An incomprehensible act

What follows the pronouncement of the verdict is an attempt by the judges, squeezed into one and a half hours, to make an incomprehensible act tangible. On September 3, 2020, the judges found, Christiane K. killed five of her six children. She proceeded in a structured manner: After a WhatsApp dispute with her husband, who had taken a photo with his new girlfriend as his profile picture that day, Christiane K. gave her five children who were present a strong cocktail of various drugs to drink. The family was having breakfast.
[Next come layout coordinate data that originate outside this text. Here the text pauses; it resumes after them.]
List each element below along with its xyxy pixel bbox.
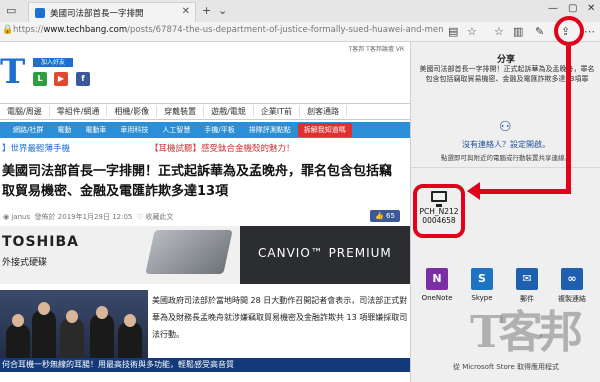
subnav-item[interactable]: 車用科技	[113, 125, 155, 135]
url-domain: www.techbang.com	[43, 25, 128, 35]
ad-product: CANVIO™ PREMIUM	[258, 246, 392, 260]
url-path: /posts/67874-the-us-department-of-justic…	[127, 25, 443, 35]
minimize-icon[interactable]: —	[548, 3, 558, 14]
mail-icon: ✉	[516, 268, 538, 290]
nearby-share-hint: 點選即可與附近的電腦或行動裝置共享連線。	[441, 154, 571, 162]
watermark-logo: T客邦	[470, 307, 583, 358]
browser-window: ▭ 美國司法部首長一字排開 ✕ + ⌄ — ▢ ✕ 🔒 https://www.…	[0, 0, 600, 382]
link-icon: ∞	[561, 268, 583, 290]
sub-nav: 網路/社群 電動 電動車 車用科技 人工智慧 手機/平板 排隊評測點點 拆解我知…	[0, 122, 410, 138]
tab-title: 美國司法部首長一字排開	[50, 8, 144, 19]
tab-close-icon[interactable]: ✕	[182, 6, 190, 17]
subnav-item[interactable]: 排隊評測點點	[242, 125, 298, 135]
subnav-item[interactable]: 手機/平板	[197, 125, 241, 135]
fb-count: 65	[386, 212, 395, 220]
address-bar: 🔒 https://www.techbang.com/posts/67874-t…	[0, 22, 600, 42]
article-body: 美國政府司法部於當地時間 28 日大動作召開記者會表示，司法部正式對華為及財務長…	[152, 296, 408, 339]
arrow-head-icon	[467, 182, 480, 200]
app-label: OneNote	[421, 294, 453, 302]
pen-icon[interactable]: ✎	[535, 25, 544, 38]
nav-item[interactable]: 企業IT前	[254, 106, 301, 117]
new-tab-icon[interactable]: +	[202, 4, 211, 17]
arrow-line-vertical	[566, 46, 571, 194]
nav-item[interactable]: 相機/影像	[107, 106, 158, 117]
tab-favicon-icon	[35, 7, 45, 18]
ad-brand: TOSHIBA	[2, 234, 79, 250]
promo-link-left[interactable]: 】世界最輕薄手機	[2, 142, 70, 154]
ad-banner[interactable]: TOSHIBA 外接式硬碟 CANVIO™ PREMIUM	[0, 226, 410, 284]
subnav-item[interactable]: 電動車	[78, 125, 113, 135]
author-name[interactable]: janus	[11, 213, 30, 221]
onenote-icon: N	[426, 268, 448, 290]
youtube-icon[interactable]: ▶	[54, 72, 68, 86]
reading-list-icon[interactable]: ▥	[513, 25, 523, 38]
share-button-highlight	[554, 16, 584, 46]
nav-item[interactable]: 電腦/周邊	[0, 106, 50, 117]
publish-date: 發佈於 2019年1月29日 12:05	[34, 213, 133, 221]
close-window-icon[interactable]: ✕	[587, 3, 595, 14]
no-contacts-link[interactable]: 沒有連絡人？設定開啟。	[411, 139, 600, 150]
nearby-device[interactable]: PCH_N212 0004658	[413, 184, 465, 238]
join-friends-button[interactable]: 加入好友	[33, 58, 73, 67]
bottom-ad-bar[interactable]: 何合耳機一秒無線的耳腸！用最高技術與多功能，輕鬆感受高音質	[0, 358, 410, 372]
more-icon[interactable]: ⋯	[584, 25, 595, 38]
favorites-hub-icon[interactable]: ☆	[494, 25, 504, 38]
divider	[411, 167, 600, 168]
favorite-heart-icon[interactable]: ♡	[137, 213, 143, 221]
main-nav: 電腦/周邊 零組件/網通 相機/影像 穿戴裝置 遊戲/電競 企業IT前 創客通路	[0, 103, 410, 120]
arrow-line-horizontal	[478, 189, 571, 194]
subnav-item-highlight[interactable]: 拆解我知道嗎	[297, 123, 352, 137]
favorite-label[interactable]: 收藏此文	[145, 213, 173, 221]
hard-drive-image	[145, 230, 233, 274]
line-icon[interactable]: L	[33, 72, 47, 86]
title-bar: ▭ 美國司法部首長一字排開 ✕ + ⌄ — ▢ ✕	[0, 0, 600, 22]
computer-icon	[431, 191, 447, 207]
nav-item[interactable]: 穿戴裝置	[157, 106, 205, 117]
maximize-icon[interactable]: ▢	[568, 3, 577, 14]
url-field[interactable]: https://www.techbang.com/posts/67874-the…	[13, 25, 443, 35]
reading-view-icon[interactable]: ▤	[448, 25, 458, 38]
ad-subtitle: 外接式硬碟	[2, 258, 48, 268]
nav-item[interactable]: 零組件/網通	[50, 106, 108, 117]
browser-tab[interactable]: 美國司法部首長一字排開 ✕	[28, 2, 196, 22]
subnav-item[interactable]: 電動	[50, 125, 78, 135]
webpage: T客邦 T客邦論壇 VR T 加入好友 L ▶ f 電腦/周邊 零組件/網通 相…	[0, 42, 410, 382]
facebook-icon[interactable]: f	[76, 72, 90, 86]
store-link[interactable]: 從 Microsoft Store 取得應用程式	[411, 362, 600, 374]
top-links[interactable]: T客邦 T客邦論壇 VR	[349, 44, 404, 53]
promo-link-right[interactable]: 【耳機試聽】感受鈦合金機殼的魅力！	[150, 142, 295, 154]
fb-like-count[interactable]: 👍 65	[370, 210, 400, 222]
favorite-star-icon[interactable]: ☆	[467, 25, 477, 38]
tab-dropdown-icon[interactable]: ⌄	[218, 4, 227, 17]
site-logo[interactable]: T	[0, 52, 25, 92]
skype-icon: S	[471, 268, 493, 290]
device-id: 0004658	[422, 216, 456, 225]
subnav-item[interactable]: 人工智慧	[155, 125, 197, 135]
article-headline: 美國司法部首長一字排開！正式起訴華為及孟晚舟，罪名包含包括竊取貿易機密、金融及電…	[2, 164, 393, 199]
people-icon: ⚇	[499, 119, 512, 135]
share-app-onenote[interactable]: N OneNote	[415, 268, 459, 302]
subnav-item[interactable]: 網路/社群	[6, 125, 50, 135]
article-meta: ◉ janus 發佈於 2019年1月29日 12:05 ♡ 收藏此文	[3, 212, 173, 222]
nav-item[interactable]: 創客通路	[300, 106, 348, 117]
nav-item[interactable]: 遊戲/電競	[204, 106, 254, 117]
tab-list-icon[interactable]: ▭	[6, 4, 16, 17]
device-name: PCH_N212	[419, 207, 459, 216]
lock-icon: 🔒	[2, 25, 14, 35]
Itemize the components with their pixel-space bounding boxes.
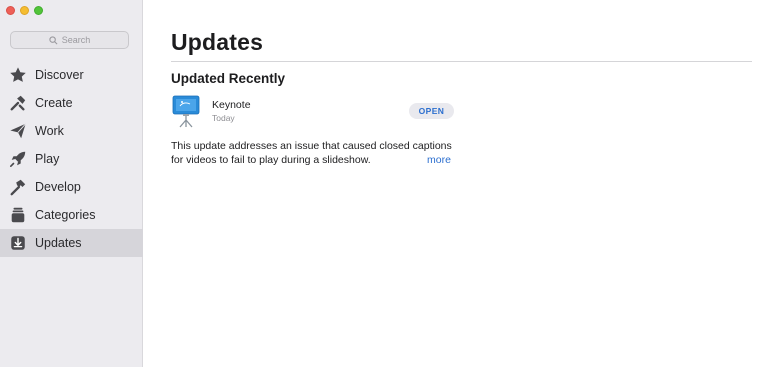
open-button[interactable]: OPEN xyxy=(409,103,454,119)
main-content: Updates Updated Recently Keynote Today O… xyxy=(143,0,777,367)
sidebar-item-label: Categories xyxy=(35,208,96,222)
search-placeholder: Search xyxy=(61,35,91,45)
sidebar-item-develop[interactable]: Develop xyxy=(0,173,143,201)
release-notes: This update addresses an issue that caus… xyxy=(171,139,461,167)
star-icon xyxy=(9,66,27,84)
search-input[interactable]: Search xyxy=(10,31,129,49)
sidebar-item-label: Create xyxy=(35,96,73,110)
divider xyxy=(171,61,752,62)
app-name[interactable]: Keynote xyxy=(212,99,251,111)
sidebar-item-label: Develop xyxy=(35,180,81,194)
sidebar-item-label: Play xyxy=(35,152,60,166)
hammer-brush-icon xyxy=(9,94,27,112)
download-tray-icon xyxy=(9,234,27,252)
keynote-app-icon[interactable] xyxy=(172,95,200,128)
section-title: Updated Recently xyxy=(171,71,286,86)
sidebar-item-work[interactable]: Work xyxy=(0,117,143,145)
sidebar-item-play[interactable]: Play xyxy=(0,145,143,173)
window-controls xyxy=(6,6,43,15)
sidebar-item-categories[interactable]: Categories xyxy=(0,201,143,229)
sidebar-item-label: Work xyxy=(35,124,64,138)
update-date: Today xyxy=(212,113,235,123)
sidebar-item-discover[interactable]: Discover xyxy=(0,61,143,89)
release-notes-line: for videos to fail to play during a slid… xyxy=(171,154,371,166)
release-notes-line: This update addresses an issue that caus… xyxy=(171,140,452,152)
paper-plane-icon xyxy=(9,122,27,140)
zoom-window-button[interactable] xyxy=(34,6,43,15)
minimize-window-button[interactable] xyxy=(20,6,29,15)
close-window-button[interactable] xyxy=(6,6,15,15)
sidebar-item-label: Updates xyxy=(35,236,82,250)
search-icon xyxy=(49,35,58,44)
page-title: Updates xyxy=(171,29,264,55)
sidebar-item-create[interactable]: Create xyxy=(0,89,143,117)
sidebar-item-updates[interactable]: Updates xyxy=(0,229,143,257)
sidebar-nav: Discover Create Work Play Develop Catego… xyxy=(0,61,143,257)
rocket-icon xyxy=(9,150,27,168)
hammer-icon xyxy=(9,178,27,196)
stack-icon xyxy=(9,206,27,224)
sidebar: Search Discover Create Work Play Develop… xyxy=(0,0,143,367)
more-link[interactable]: more xyxy=(427,154,451,166)
sidebar-item-label: Discover xyxy=(35,68,84,82)
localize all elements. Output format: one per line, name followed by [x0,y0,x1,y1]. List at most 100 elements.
The judge describes the mix that the older of the five children got as “poisoning”, which could have been “life-threatening”. K. knew about the drugs that they had a sedating and numbing effect.

K. ran a bath, added the little heater, put toys in the tub and drowned or suffocated her children one after the other in the bath water.

Here, too, she proceeded according to plan: She started with the youngest and weakest child, one-year-old Melina, who she presumably suffocated with a pillow in the tub.

One after the other, she killed Leonie (2), Sophie (3), Timo (6) and Luca (8).

The bodies had traces that indicated that the children were struggling.

Then Christiane K. wrapped her naked, dead children in towels and put them to bed.

She proceeded with a "certain empathy", says the presiding judge.

The four children she had with her husband Pascal K. were all in one room.